What remains is mostly seeds, though there will still be some flower bits mixed in. Our seeds are always quite wet still, because so many were harvested before they could dry down fully. So we spread them out in a shallow layer (no thicker than a finger-width) on a tarp or tray to dry. For the next week or so, we stir the seeds around and spread them out again each day, so that everything can dry evenly. If the weather is sunny, we move them outside for the day and bring them in for the night. When they are dry, the seeds will be hard, and they will not feel cool to the hands.
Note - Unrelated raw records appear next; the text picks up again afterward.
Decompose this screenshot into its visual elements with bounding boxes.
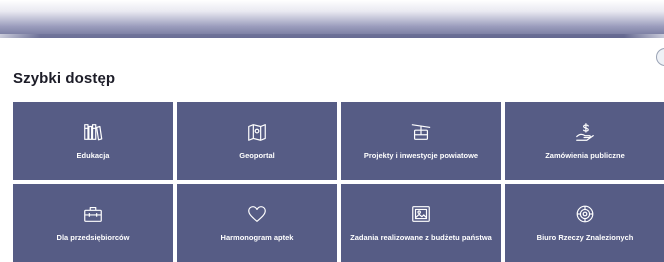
- accessibility-badge-icon[interactable]: [656, 48, 664, 66]
- tile-geoportal[interactable]: Geoportal: [177, 102, 337, 180]
- tile-przedsiebiorcy[interactable]: Dla przedsiębiorców: [13, 184, 173, 262]
- tile-zamowienia[interactable]: Zamówienia publiczne: [505, 102, 664, 180]
- tile-label: Zadania realizowane z budżetu państwa: [350, 233, 492, 243]
- tile-edukacja[interactable]: Edukacja: [13, 102, 173, 180]
- heart-icon: [246, 203, 268, 225]
- map-icon: [246, 121, 268, 143]
- tile-zadania-budzet[interactable]: Zadania realizowane z budżetu państwa: [341, 184, 501, 262]
- briefcase-icon: [82, 203, 104, 225]
- tile-label: Projekty i inwestycje powiatowe: [363, 151, 479, 161]
- header-banner: [0, 0, 664, 38]
- tile-label: Edukacja: [76, 151, 110, 161]
- quick-access-grid: Edukacja Geoportal Projekty i inwestycje…: [13, 102, 664, 262]
- image-frame-icon: [410, 203, 432, 225]
- cable-car-icon: [410, 121, 432, 143]
- tile-label: Zamówienia publiczne: [545, 151, 625, 161]
- tile-projekty[interactable]: Projekty i inwestycje powiatowe: [341, 102, 501, 180]
- books-icon: [82, 121, 104, 143]
- tile-label: Biuro Rzeczy Znalezionych: [536, 233, 634, 243]
- tile-biuro-rzeczy[interactable]: Biuro Rzeczy Znalezionych: [505, 184, 664, 262]
- tile-label: Dla przedsiębiorców: [56, 233, 130, 243]
- tile-label: Harmonogram aptek: [220, 233, 294, 243]
- tile-harmonogram-aptek[interactable]: Harmonogram aptek: [177, 184, 337, 262]
- settings-badge-icon: [574, 203, 596, 225]
- section-title: Szybki dostęp: [13, 70, 116, 87]
- tile-label: Geoportal: [239, 151, 275, 161]
- hand-money-icon: [574, 121, 596, 143]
We then winnow them once more, to remove the chaff which has now dried enough to be lighter than the seeds.
Properly dried amaranth can be stored in glass jars.
It can be cooked as porrige, popped like corn, or ground into flour.
Amaranth Porridge
1 ½ c. water
½ tsp. salt
1 c. amaranth
Bring water and salt to a boil. Add amaranth and stir. Return to a boil, then reduce heat to a simmer. Cook until the seeds are tender and all the water is absorbed.
Popped Amaranth
Some varieties pop more reliably than others. Our current favourite is Copperhead.
Tastes great as a snack/breakfast cereal! You can mix it with honey, ground parched corn, dried fruit, salt, and a little water to make delicious snack balls.
Get a frying pan seriously hot and pour amaranth in so it bounces and spreads into a single layer of seeds not quite touching. This works out to maybe a tablespoon at a time. I prefer to heat the pan by putting it inside our wood stove on a rack once the fire is down to coals, but you can also do it stovetop.
If the pan is hot enough, the grain will start to pop within a few seconds and slow right down in 10-20 seconds. If it’s not popping, the pan isn’t hot enough or you have the wrong variety. Pour it out fast so that it doesn’t burn, and repeat.
This is probably hard on a cast iron pan since it’s dry high heat. Maybe use one that’s already warped/round-bottomed if you have one.